If there’s one thing I’ve learned all these years blogging about books it’s the more I enjoyed a book, the harder it is for me to write about it. Writing about books I’m not crazy about it is easy. Heck, just post anything on the blog. On the other hand, writing about great book takes forever. Outstanding books call for outstanding reviews and outstanding reviews aren’t easy to write. Maybe that’s why it’s taken me so long to write about Frans de Waal’s outstanding book Are We Smart Enough to Know How Smart Animals Are? Let’s just say it’s a book so good I feel out of my league reviewing it.

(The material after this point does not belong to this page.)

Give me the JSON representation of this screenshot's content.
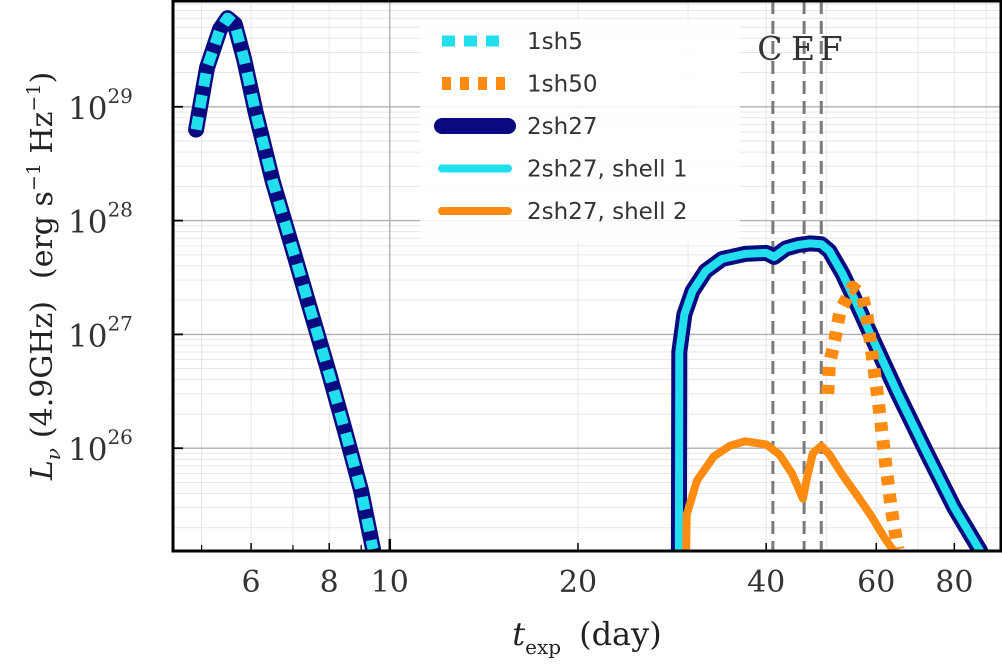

Had it not been for my book club, I might never have heard of, let alone read Are We Smart Enough to Know How Smart Animals Are? Published in April of 2016, De Waal’s book is a detailed look at the world of animal cognition. Looking at a wide array of animals including primates of all varieties but also birds (especially the highly intelligent corvids like crows and ravens), dolphins, elephants and even octopuses De Waal shows without a doubt the gap, cognitively speaking, between these kinds of animals and humans is surprising narrow. As threatening as this might be to our species’ sense of exceptionalism and primacy, the ongoing research shows us this gap is getting narrower all the time. While many scientists and researchers accept the conclusions of these new findings some do not, instead preferring to redefine the definition of such cognitive processes like problem-solving, tool manufacturing and usage, communication and sense of self. De Wall calls this habit of raising the intellectual bar so humans feel less threatened as “moving the goal posts.” (One of my favorite stories in the book is that of the chimps in the London Zoo who were trained to take tea just like any respectable Brits. The problem was the chimps did such good job having a proper tea Londoners felt threatened. As a response the chimps were taught to be sloppy and careless when having tea.)
De Waal’s book is just as much about human cognition as it is about animal cognition, specifically how we humans strive to measure animal intelligence but frequently in the end our assumptions and prejudices prevent us from getting a truer understanding of how animals use their brains. Borrowing from the German biologist Jakob von Uexkull, according to De Waal if you wanna understand how an animal thinks, you gotta understand that animal’s surrounding world, or umwelt. Don’t assign a bunch of intelligence tests that don’t reflect the reality of an animal’s umwelt. As an example, De Waal talks about attempts to measure elephant cognition, specifically tool making. Researchers gave elephants sticks to see if they would use them as tools to grab out of reach treats. Researchers failed to take into account that elephants prefer not to use their trunks in that fashion, since it prevents them from using their trunks as a smell organ. A more accurate test of elephant tool-making was giving them boxes to stack in order to construct a make-shift step-ladder. By doing so the elephant could reach a high-hanging snack and thus show elephants can be tool-making creatures.
Not only is this an outstanding book, it’s by far one of the best book I read in 2016. Please consider Frans de Waal’s Are We Smart Enough to Know How Smart Animals Are? highly recommended.